A la 1:35 decidí salir de la galería.El filme seguiría por varias horas más, horas que especulo, si seguía esa propensión oscura, serían extrañas a más no poder. Todavía habían muchas personas en fila esperando atrapar algo de la película.

The Clock es una pieza deslumbrante que pone al espectador en un estado constante de reflexión. En la pieza, el tiempo, esa abstracción humana, se desprende de nuestras convenciones para ser colocado como protagonista en la “urna” de la galería y de nuestra mente. El cine comenzó como un truco mecánico basado en una medida temporal; Una vez se descubrió el interés del público por las narrativas fílmicas, no se ha dejado de manipular el tiempo interno de los filmes a diestra y siniestra (la elipsis nuestra de cada día). De eso se trata el montaje. Sin duda una premisa es que en el universo fílmico el humano es el Dios Cronos.

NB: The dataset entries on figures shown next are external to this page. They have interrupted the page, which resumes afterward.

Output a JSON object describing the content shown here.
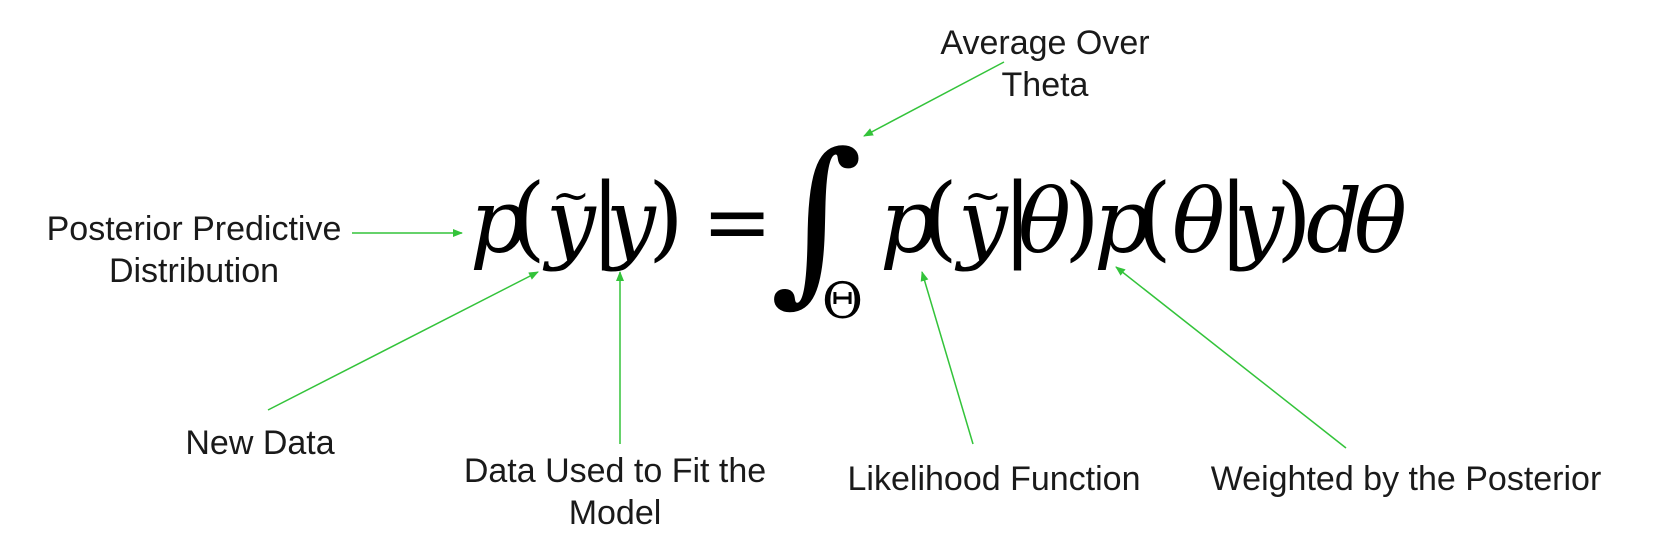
{
  "equation": {
    "lhs": {
      "p": "p",
      "open": "(",
      "ytilde": "y",
      "tilde": "~",
      "bar": "|",
      "y": "y",
      "close": ")"
    },
    "equals": "=",
    "integral": "∫",
    "domain": "Θ",
    "rhs": {
      "p1": "p",
      "open1": "(",
      "ytilde": "y",
      "tilde": "~",
      "bar1": "|",
      "theta1": "θ",
      "close1": ")",
      "p2": "p",
      "open2": "(",
      "theta2": "θ",
      "bar2": "|",
      "y": "y",
      "close2": ")",
      "d": "d",
      "theta3": "θ"
    }
  },
  "annotations": {
    "posterior_predictive": [
      "Posterior Predictive",
      "Distribution"
    ],
    "new_data": "New Data",
    "data_used": [
      "Data Used to Fit the",
      "Model"
    ],
    "average_over": [
      "Average Over",
      "Theta"
    ],
    "likelihood": "Likelihood Function",
    "weighted": "Weighted by the Posterior"
  },
  "colors": {
    "arrow": "#33c33a",
    "text": "#1a1a1a",
    "equation": "#000000"
  }
}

Resulta genial que el resultado tipo collage no se limita al azar de escenas con relojes que se suceden una a la otra, sino que Marclay va construyendo una narrativa meta-cinematográfica en la cual, como en una revisión histórica, vemos como el séptimo arte ha abordado, con ciertas tendencias recurrentes, cada hora posible del día. En otras palabras el filme convierte en cotidianidad lo que cada película que compone la pieza se esforzó por presentar extra-cotidianamente.